Billets d'avion France-Algérie : jusqu'à 600 € l'aller simple en juillet 2026
C'est la période la plus attendue par la diaspora algérienne de France, mais aussi la plus coûteuse. À l'approche de l'été 2026, les prix des billets d'avion entre la France et l'Algérie s'envolent, atteignant parfois plus de 600 euros pour un simple aller en juillet. Air Algérie, Air France et même les compagnies à bas coût comme Transavia affichent des tarifs qui pèsent lourd sur le budget des familles souhaitant rejoindre le pays d'origine.
Chaque année, le même scénario se répète. Dès l'ouverture des vacances scolaires en France, fixées au samedi 4 juillet 2026, des centaines de milliers d'Algériens de France prennent la direction de leur pays d'origine. Cette ruée saisonnière, parfaitement anticipée par les compagnies aériennes, se traduit invariablement par une flambée des prix sur les liaisons les plus demandées.
Pour ceux qui n'ont pas encore réservé, la facture s'annonce particulièrement salée. Le billet en aller simple dans le sens France-Algérie peut facilement dépasser les 500 euros pour un départ programmé au cœur du mois de juillet. La hausse ne touche pas seulement la compagnie nationale algérienne et Air France, mais aussi les transporteurs « low cost » censés offrir des alternatives plus abordables.

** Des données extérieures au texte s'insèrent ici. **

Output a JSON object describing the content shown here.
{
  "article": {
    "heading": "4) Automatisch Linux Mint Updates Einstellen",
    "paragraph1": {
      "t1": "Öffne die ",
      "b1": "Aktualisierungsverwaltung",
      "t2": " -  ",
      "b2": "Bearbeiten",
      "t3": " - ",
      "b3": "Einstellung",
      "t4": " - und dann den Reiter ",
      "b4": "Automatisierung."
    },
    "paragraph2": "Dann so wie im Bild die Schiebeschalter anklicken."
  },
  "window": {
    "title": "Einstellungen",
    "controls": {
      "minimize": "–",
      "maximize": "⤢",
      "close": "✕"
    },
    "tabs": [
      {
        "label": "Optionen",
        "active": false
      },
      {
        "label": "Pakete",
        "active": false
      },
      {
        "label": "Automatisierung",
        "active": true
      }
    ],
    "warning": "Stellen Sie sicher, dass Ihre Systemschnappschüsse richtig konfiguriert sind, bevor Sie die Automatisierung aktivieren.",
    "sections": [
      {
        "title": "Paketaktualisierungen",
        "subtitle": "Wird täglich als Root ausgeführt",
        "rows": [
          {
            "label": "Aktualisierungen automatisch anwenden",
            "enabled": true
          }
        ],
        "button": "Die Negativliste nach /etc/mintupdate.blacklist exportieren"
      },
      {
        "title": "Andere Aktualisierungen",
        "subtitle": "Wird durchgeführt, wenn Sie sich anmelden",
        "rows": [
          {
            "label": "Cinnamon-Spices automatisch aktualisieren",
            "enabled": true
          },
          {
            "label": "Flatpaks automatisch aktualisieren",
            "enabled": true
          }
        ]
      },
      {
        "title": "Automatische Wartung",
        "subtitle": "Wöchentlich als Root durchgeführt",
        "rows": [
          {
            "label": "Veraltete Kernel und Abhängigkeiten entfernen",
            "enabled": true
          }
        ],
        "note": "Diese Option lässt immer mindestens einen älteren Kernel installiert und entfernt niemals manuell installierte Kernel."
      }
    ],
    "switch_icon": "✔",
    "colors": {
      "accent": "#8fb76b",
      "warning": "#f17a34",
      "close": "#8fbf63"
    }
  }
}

Air Algérie et Air France : jusqu'à 600 euros l'aller simple
Chez Air Algérie, le billet Paris – Alger est proposé à 499 euros jusqu'au 14 juillet, avant de grimper à 597 euros le 15 juillet. Le tarif redescend ensuite progressivement, jusqu'à 313 euros à partir du 21 juillet, pour toucher les 174 euros le 28 juillet. La leçon est claire : voyager après la troisième semaine de juillet permet de réaliser de substantielles économies.

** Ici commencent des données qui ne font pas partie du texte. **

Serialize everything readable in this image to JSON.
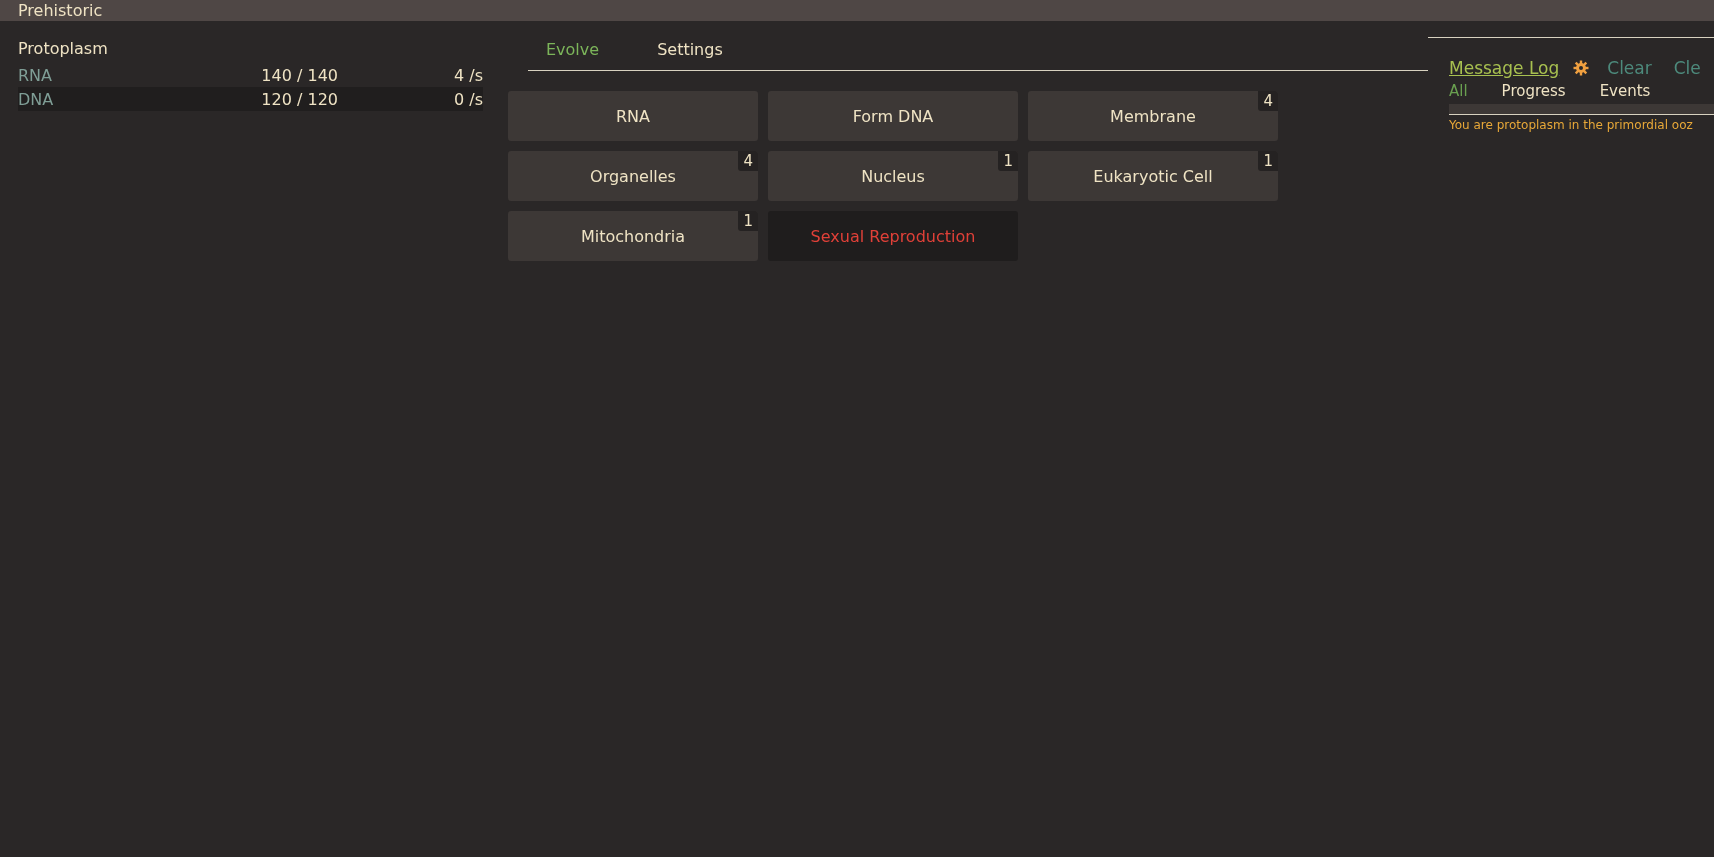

La compagnie nationale propose également son vol Oran – Marseille à 401 euros du 4 au 16 juillet, avant que le tarif n'atteigne 475 euros le 17 juillet. Là encore, les prix s'assouplissent dans la seconde moitié du mois, descendant notamment à 271 euros pour le 21 juillet. Quant à la liaison Lyon – Béjaïa, elle débute à 417 euros pour le 1er juillet et grimpe jusqu'à 517 euros le 17 juillet, plusieurs dates affichant par ailleurs complet.

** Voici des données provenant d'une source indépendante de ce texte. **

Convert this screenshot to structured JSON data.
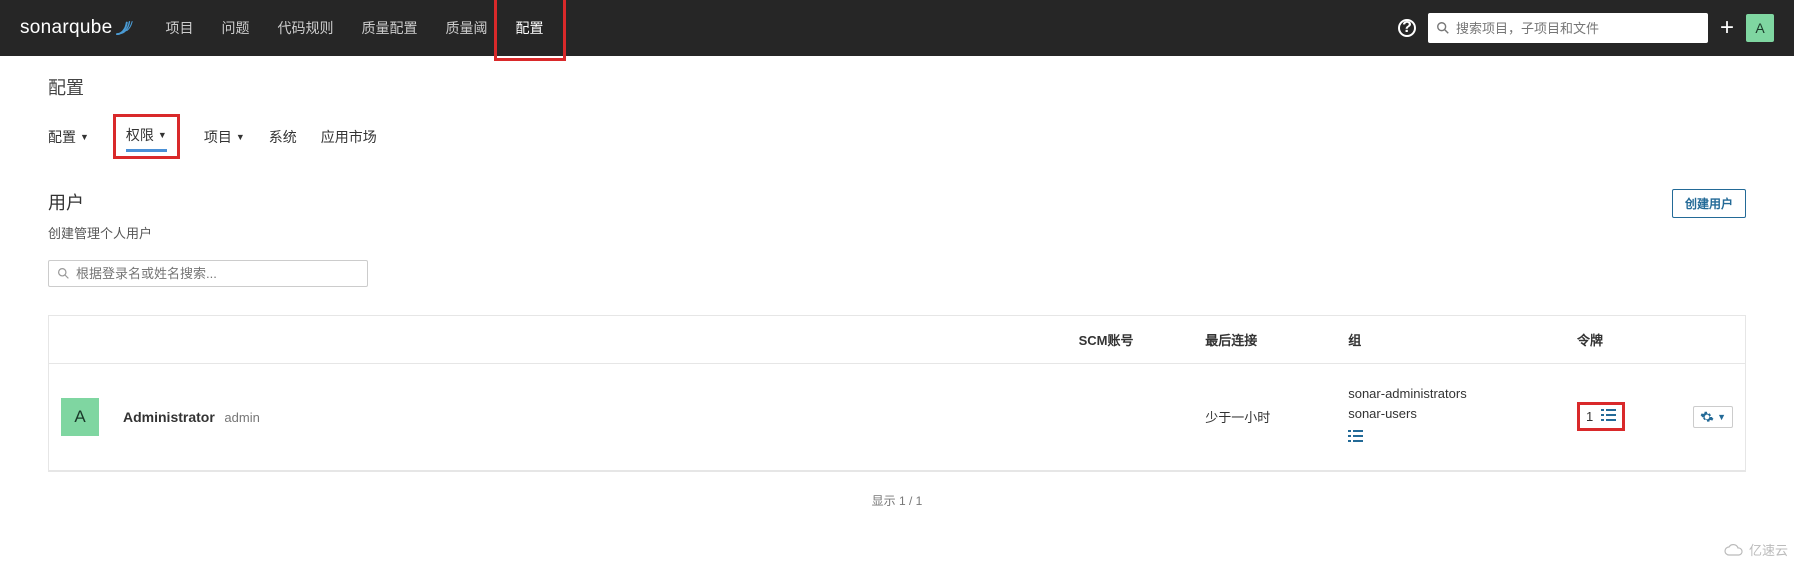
{
  "brand": "sonarqube",
  "top_nav": {
    "items": [
      "项目",
      "问题",
      "代码规则",
      "质量配置",
      "质量阈",
      "配置"
    ],
    "search_placeholder": "搜索项目，子项目和文件",
    "avatar_letter": "A"
  },
  "page_title": "配置",
  "sub_tabs": [
    {
      "label": "配置",
      "has_caret": true
    },
    {
      "label": "权限",
      "has_caret": true
    },
    {
      "label": "项目",
      "has_caret": true
    },
    {
      "label": "系统",
      "has_caret": false
    },
    {
      "label": "应用市场",
      "has_caret": false
    }
  ],
  "section": {
    "title": "用户",
    "subtitle": "创建管理个人用户",
    "create_button": "创建用户"
  },
  "filter": {
    "placeholder": "根据登录名或姓名搜索..."
  },
  "table": {
    "headers": {
      "scm": "SCM账号",
      "last_conn": "最后连接",
      "groups": "组",
      "tokens": "令牌"
    },
    "row": {
      "avatar": "A",
      "name": "Administrator",
      "login": "admin",
      "last_conn": "少于一小时",
      "groups": [
        "sonar-administrators",
        "sonar-users"
      ],
      "token_count": "1"
    }
  },
  "footer": "显示 1 / 1",
  "watermark": "亿速云"
}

Du côté d'Air France, la tendance est identique. Le billet Paris – Alger en aller simple est affiché à 594 euros pour le 3 juillet et à 617 euros pour le 10 juillet. Comme chez son concurrent algérien, il faut patienter jusqu'à la fin du mois pour espérer un tarif plus doux : le vol du 28 juillet revient ainsi à 303 euros, soit près de moitié moins cher qu'en début de mois.
Transavia et les low cost : la barre des 300 euros difficile à franchir
Les voyageurs qui comptaient sur les compagnies à bas coût pour alléger la note risquent d'être déçus. Chez Transavia, la filiale low cost française du groupe Air France-KLM, le prix d'un aller simple Paris – Alger ne descend pas sous les 300 euros durant toute la première moitié du mois de juillet. Il faut attendre des dates à partir du 20 juillet pour trouver des billets repassant sous ce seuil symbolique.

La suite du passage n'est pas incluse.